The folder Learning_Results comprises the results of the logistic regression classifier. The following files should be produced if all R dependencies are available:

  1. Performance_overview.txt
  2. Confusion-Matrix_<1..6>_Integrated_Data_For_Classification.txt
  3. Regression_Coefficients_Cross_Validation_Integrated_Data_For_Classification.txt
  4. Regression_Coefficients_Entire_Data_Set_Integrated_Data_For_Classification.txt
  5. Performance_Barplots.png
  6. Regression_Coefficients_Cross_Validation_Heatmap_Integrated_Data_For_Classification.svg
  7. Regression_Coefficients_Entire_Data_SetIntegrated_Data_For_Classification.png
  8. Misclassification_Lambda_<1..6>_Integrated_Data_For_Classification.svg

The file Performance_overview.txt contains accuracy on Test and Training data sets as well as F1 measures. These values are visualized in Performance_Barplots.png. As the name suggests, the files Confusion-Matrix_<1..6>_Integrated_Data_For_Classification.txt contain the confusion matrix computed on the test data sets. They show model performance by reporting True Positives (TP), False Positives (FP), True Negatives (TN), and False Negatives (FN) in the following layout:

Observed/Predicted Positive Negative
Positive TP FN
Negative FP TN

The heatmap Regression_Coefficients_Cross_Validation_Heatmap_Integrated_Data_For_Classification.svg shows the regression coefficients of all selected features in the outer cross validation. This is very well suited to find features that are stably selected in all outer cross validation folds. The raw data used to generate the figure is stored in Regression_Coefficients_Cross_Validation_Integrated_Data_For_Classification.txt. The stronger a regression coefficient, the more important it is in the model.

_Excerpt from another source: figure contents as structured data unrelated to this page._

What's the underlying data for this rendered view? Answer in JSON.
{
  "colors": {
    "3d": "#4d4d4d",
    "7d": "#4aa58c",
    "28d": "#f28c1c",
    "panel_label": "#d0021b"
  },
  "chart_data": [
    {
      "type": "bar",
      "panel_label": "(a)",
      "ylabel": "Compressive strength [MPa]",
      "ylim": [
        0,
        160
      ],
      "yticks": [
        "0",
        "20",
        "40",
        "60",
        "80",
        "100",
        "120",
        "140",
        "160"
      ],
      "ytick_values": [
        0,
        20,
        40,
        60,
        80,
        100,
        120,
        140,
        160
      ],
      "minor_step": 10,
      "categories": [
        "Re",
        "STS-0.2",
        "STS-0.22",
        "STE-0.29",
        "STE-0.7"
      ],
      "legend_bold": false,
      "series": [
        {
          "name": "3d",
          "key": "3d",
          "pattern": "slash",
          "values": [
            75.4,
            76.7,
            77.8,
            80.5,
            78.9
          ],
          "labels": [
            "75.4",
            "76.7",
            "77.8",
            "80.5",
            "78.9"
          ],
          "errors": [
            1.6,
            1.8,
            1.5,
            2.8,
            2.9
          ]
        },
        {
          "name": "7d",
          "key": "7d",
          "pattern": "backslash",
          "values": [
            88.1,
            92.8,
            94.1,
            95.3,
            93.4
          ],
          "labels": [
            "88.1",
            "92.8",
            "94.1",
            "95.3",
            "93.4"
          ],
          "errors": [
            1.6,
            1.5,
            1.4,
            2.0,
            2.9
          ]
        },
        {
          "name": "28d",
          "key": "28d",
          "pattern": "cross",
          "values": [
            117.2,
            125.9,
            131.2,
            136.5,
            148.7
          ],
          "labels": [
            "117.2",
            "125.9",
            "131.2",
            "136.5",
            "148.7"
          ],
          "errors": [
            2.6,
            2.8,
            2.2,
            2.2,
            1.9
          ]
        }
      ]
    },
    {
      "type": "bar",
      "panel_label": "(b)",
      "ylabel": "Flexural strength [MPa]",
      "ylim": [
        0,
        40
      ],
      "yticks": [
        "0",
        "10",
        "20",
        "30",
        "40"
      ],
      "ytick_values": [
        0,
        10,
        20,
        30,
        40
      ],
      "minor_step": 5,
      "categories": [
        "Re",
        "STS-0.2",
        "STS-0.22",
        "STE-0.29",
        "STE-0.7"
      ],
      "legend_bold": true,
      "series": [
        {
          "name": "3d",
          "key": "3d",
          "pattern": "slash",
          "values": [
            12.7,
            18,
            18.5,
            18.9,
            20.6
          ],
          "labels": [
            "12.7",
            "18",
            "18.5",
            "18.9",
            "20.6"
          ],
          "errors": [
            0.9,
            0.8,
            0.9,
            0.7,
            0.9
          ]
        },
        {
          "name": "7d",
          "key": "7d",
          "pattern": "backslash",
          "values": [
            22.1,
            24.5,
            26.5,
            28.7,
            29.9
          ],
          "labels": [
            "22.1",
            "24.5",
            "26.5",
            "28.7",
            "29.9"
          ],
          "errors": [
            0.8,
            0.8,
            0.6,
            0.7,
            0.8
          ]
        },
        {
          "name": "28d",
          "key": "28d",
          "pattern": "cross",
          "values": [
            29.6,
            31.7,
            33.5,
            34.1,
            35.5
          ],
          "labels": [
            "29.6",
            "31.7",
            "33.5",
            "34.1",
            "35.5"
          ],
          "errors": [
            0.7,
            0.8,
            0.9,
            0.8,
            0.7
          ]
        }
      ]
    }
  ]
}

In addition to the heatmap showing the regression coefficients during the outer cross validation, we also show the regression coefficients learned on the full data set: Regression_Coefficients_Entire_Data_SetIntegrated_Data_For_Classification.png and Regression_Coefficients_Entire_Data_Set_Integrated_Data_For_Classification.txt.

The figures Misclassification_Lambda_<1..6>_Integrated_Data_For_Classification.svg are of technical nature. They show the relationship between the misclassification error and the lambda parameter of the logistic regression function.

5. In addition to the plots describing model performance and feature selection generated by DYNAMITE (as described here), you can create further Figures for a distinct feature of interest using the script TEPIC/MachineLearningPipelines/DYNAMITE/Scripts/generateFeaturePlots.R. This will provide you with density plots showing the distribution of the feature in the two cell types, scatter plots linking feature value to gene expression changes, and a mini heatmap visualising the features regression coefficients.

To use this script, go to the output folder of step 3 EpigenomicsTutorial-ISMB2017/session2/step3/output and use the command

Rscript $HOME/TEPIC/MachineLearningPipelines/DYNAMITE/Scripts/generateFeaturePlots.R LSK-vs-CD4 HOXA3 LSK CD4

This command will generate a plot comparing HOXA3 in LSK against CD4. Feel free to look at further features as you wish. The figure will be stored in the specified directory that contains the results of the DYNAMITE analysis. Again, note that you have to replace the prefix $HOME with the proper path used on your system, if necessary. Precomputed results are stored in /EpigenomicsTutorial-ISMB2017/session2/step3/result.